Böylece, II. Meşrutiyet dönemi başlamış oldu. Aynı zamanda Anayasanın yeniden uygulamaya konduğu bu dönem, Türk siyasi hayatında “Özgürlükçüler Partisi” (Ahrar Fırkası) dönemi olarak da anılmaktadır. Anayasa, 1909, 1912, 1914, 1916 yıllarında sekiz kez değiştirildi. Bu yolla 1876 Anayasasının yapısı çoğu kez önemli değişikliklere uğradı. İttihat ve Terakki Partisi’nin katıldığı seçimlerde çoğunluğu sağladı ve seçimleri kazandı. İttihat ve Terakki 4 Aralık 1908’de 3. Meclis-i Mebusan’ı açtı. Bu parlamento, 31 Mart Olayı ve II. Abdülhamit’in tahttan indirilmesi sonrasında Mayıs 1909’da Anayasa üzerinde değişiklik yaparak padişahın ve Ayan Meclisi’nin yetkilerini daralttı, kendi yetkilerini arttırdı. Değişiklikler sonucunda, padişahın zararlı faaliyetleri iddiasıyla vatandaşları yurtdışına sürgün etme hakkı kaldırıldı. Basın özgürlüğü genişletildi ve sansür yasağı kaldırıldı.
Vatandaşlara toplantı ve dernek kurma özgürlükleri tanındı. Artık siyasi partiler de kurulabilecekti. Ayrıca, hükümet Meclis’e karşı sorumlu tutulmuştu. Padişahın dilediği zaman Meclis’i dağıtması hükmü sıkı kayıtlar altına alındı. Gensoru kurumu yerleşti. Padişahın yasama yetkisine belli sınırlar getirildi. Meclis üyelerine doğrudan doğruya kanun teklifi verme hakkı tanındı. Meclis Başkanını, padişah müdahalesi olmadan Meclisin seçmesi kabul edildi. Bir padişah tahta çıktığı zaman, Meclis-i Umumi önünde Anayasa hükümlerine uymaya ve millete sadakat yemini edecekti. 1909 yılında yapılan bu anayasal değişikliklerin getirdiği demokratik parlamenter sistem, iç ve dış olaylar nedeniyle uzun süre yaşayamadı. Yıpratıcı bir siyasal müdahale ortamına, 1911’deki Trablusgarp Savaşı ve Ekim 1912’de başlayan Balkan Savaşlarının acılı günleri de eklenince, 1914 ve 1916 yıllarında Anayasada yapılan değişikliklerle Meclis’i dağıtma yetkisi aşama aşama artırıldı. Ayrıca, en güçlü parti durumunda bulunan “İttihat ve Terakki”nin tek parti diktatörlüğü, demokratik gelişmenin önünü tıkayan önemli nedenlerden biri oldu. İttihat ve Terakki 23 Ocak 1913’teki Bab-ı Ali Baskını ile iktidarı ele geçirdi.
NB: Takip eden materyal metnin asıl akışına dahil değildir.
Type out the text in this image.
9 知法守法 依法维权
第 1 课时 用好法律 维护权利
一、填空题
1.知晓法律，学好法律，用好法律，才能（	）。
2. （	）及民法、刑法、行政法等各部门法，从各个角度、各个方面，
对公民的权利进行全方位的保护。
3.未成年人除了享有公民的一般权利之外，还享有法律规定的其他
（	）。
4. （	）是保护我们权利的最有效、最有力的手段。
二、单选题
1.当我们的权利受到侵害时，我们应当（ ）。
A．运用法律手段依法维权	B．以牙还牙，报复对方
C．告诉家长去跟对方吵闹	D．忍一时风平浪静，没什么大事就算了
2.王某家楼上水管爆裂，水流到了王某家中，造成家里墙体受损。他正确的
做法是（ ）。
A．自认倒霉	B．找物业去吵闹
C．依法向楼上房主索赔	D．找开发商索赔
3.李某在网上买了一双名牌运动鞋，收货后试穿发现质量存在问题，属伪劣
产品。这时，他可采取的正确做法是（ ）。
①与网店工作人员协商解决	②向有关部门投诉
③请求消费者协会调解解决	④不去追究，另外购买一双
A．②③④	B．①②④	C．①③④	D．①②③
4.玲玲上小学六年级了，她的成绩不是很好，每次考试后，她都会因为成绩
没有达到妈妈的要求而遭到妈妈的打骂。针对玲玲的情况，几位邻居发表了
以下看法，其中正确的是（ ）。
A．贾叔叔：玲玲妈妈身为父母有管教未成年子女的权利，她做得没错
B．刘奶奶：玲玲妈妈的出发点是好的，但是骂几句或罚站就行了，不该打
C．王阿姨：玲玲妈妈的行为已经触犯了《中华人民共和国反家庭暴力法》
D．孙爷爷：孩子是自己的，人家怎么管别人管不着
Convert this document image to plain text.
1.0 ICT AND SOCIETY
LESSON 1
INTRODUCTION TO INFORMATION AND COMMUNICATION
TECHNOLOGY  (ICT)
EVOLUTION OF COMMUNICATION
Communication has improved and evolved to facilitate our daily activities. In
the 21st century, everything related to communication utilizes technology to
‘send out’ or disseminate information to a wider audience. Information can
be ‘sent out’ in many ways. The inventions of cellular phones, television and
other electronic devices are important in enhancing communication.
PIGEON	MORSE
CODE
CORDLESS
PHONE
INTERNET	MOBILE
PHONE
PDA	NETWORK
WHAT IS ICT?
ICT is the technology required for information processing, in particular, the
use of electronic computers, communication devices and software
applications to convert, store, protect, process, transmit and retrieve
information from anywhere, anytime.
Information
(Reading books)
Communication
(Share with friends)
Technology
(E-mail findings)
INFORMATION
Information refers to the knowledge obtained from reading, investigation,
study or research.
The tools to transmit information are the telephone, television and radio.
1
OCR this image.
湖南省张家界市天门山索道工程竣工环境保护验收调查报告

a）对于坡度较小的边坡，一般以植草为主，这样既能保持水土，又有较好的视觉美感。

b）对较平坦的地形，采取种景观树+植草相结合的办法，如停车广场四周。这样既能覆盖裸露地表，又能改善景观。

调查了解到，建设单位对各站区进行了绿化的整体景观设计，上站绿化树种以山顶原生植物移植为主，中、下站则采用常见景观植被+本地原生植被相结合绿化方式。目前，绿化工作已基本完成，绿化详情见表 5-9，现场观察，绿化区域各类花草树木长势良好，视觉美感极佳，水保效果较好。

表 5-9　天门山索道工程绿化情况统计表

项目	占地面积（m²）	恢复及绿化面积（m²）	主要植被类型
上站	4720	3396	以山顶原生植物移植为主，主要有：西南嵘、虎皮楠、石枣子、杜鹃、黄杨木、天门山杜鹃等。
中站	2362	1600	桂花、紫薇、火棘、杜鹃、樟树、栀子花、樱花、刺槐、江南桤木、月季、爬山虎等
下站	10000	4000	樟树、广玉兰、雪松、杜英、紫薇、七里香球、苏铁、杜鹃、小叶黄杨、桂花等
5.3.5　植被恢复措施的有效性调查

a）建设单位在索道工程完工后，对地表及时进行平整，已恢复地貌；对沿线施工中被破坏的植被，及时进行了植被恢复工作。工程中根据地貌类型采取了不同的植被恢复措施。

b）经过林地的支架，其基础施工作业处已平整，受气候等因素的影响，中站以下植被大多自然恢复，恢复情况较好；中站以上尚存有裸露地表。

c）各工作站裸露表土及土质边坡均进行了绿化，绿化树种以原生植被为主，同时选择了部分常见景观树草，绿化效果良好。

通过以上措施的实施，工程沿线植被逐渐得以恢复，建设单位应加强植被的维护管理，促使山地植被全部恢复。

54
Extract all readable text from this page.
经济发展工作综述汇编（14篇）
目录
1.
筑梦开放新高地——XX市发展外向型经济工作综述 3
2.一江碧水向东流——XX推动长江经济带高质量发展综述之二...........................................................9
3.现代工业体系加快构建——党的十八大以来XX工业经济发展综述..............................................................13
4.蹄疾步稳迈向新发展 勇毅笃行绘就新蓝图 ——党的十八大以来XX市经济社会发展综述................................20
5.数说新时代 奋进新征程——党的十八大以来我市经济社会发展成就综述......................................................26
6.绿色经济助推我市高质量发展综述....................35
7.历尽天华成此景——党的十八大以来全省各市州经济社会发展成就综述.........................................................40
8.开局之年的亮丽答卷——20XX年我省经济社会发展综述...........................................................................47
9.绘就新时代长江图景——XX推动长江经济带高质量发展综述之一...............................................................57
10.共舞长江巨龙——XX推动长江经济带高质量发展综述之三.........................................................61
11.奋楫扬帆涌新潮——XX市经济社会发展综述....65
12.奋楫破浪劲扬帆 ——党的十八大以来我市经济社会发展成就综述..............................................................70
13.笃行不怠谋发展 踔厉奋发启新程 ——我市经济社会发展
Balkan Savaşları’nın 1913 sonbaharında yapılan antlaşmalarla sona ermesinden bir yıl sonra Osmanlı Devleti, Birinci Dünya Savaşına katılmak sorunda kaldı. Bilindiği üzere Osmanlı Devleti’nin savaşa sokan da bu Alman taraftarı partidir. Bu şartlarda tek parti düzeninde 1914’te seçime gidildi ve 5. Meclis-i Mebusan vekilliklerinin tamamını İttihat ve Terakki elde etti. Bu parlamento I. Dünya Savaşı boyunca bu haliyle faaliyetlerde bulundu. Savaşın bitim yılında, 3 Temmuz 1918’de VI. Mehmet (Vahdettin) Osmanlı Devleti’nin son padişahı olarak tahta geçti. Birinci Dünya Savaşı yenilgiyle sonuçlandı. 30 Ekim 1018 tarihinde imzalanan Mondros Mütarekesi’nden sonra da Padişah VI. Mehmet, 21 Aralık 1918’de Meclis-i Mebusan’ı dağıttı. Halkın bütün tepkisine rağmen, Meclis-i Mebusan’ı Anayasanın açık hükmünü çiğneyerek ancak 12 Ocak 1920’de yeniden toplantıya çağırdı. 16 Mart 1920’de İstanbul’un işgali üzerine, genel meclis, işgal güçlerinin baskısıyla 11 Nisan 1920’de resmen kapatıldı (Mondros Mütarekesinin geçerliliği için Meclis-i Mebusan tarafından onaylanması gerekiyordu. Fakat imzalanan antlaşma, genel hükümleriyle tam bir işgal antlaşması niteliği taşıdığı için vekiller tarafından reddedilmiş ve bu durum işgalci güçlerin hiç hoşuna gitmemiştir.) ve Kurtuluş Savaşı’nın kazanılmasının ardından Osmanlı Devleti resmen geçerliliğini yitirmiş ve Anadolu’nun dört bir yanından seçilerek Ankara’ya gelen vekillerle 23 Nisan 1920’de Ankara’da “Büyük Millet Meclisi” (TBMM) faaliyetlerine başlamıştır.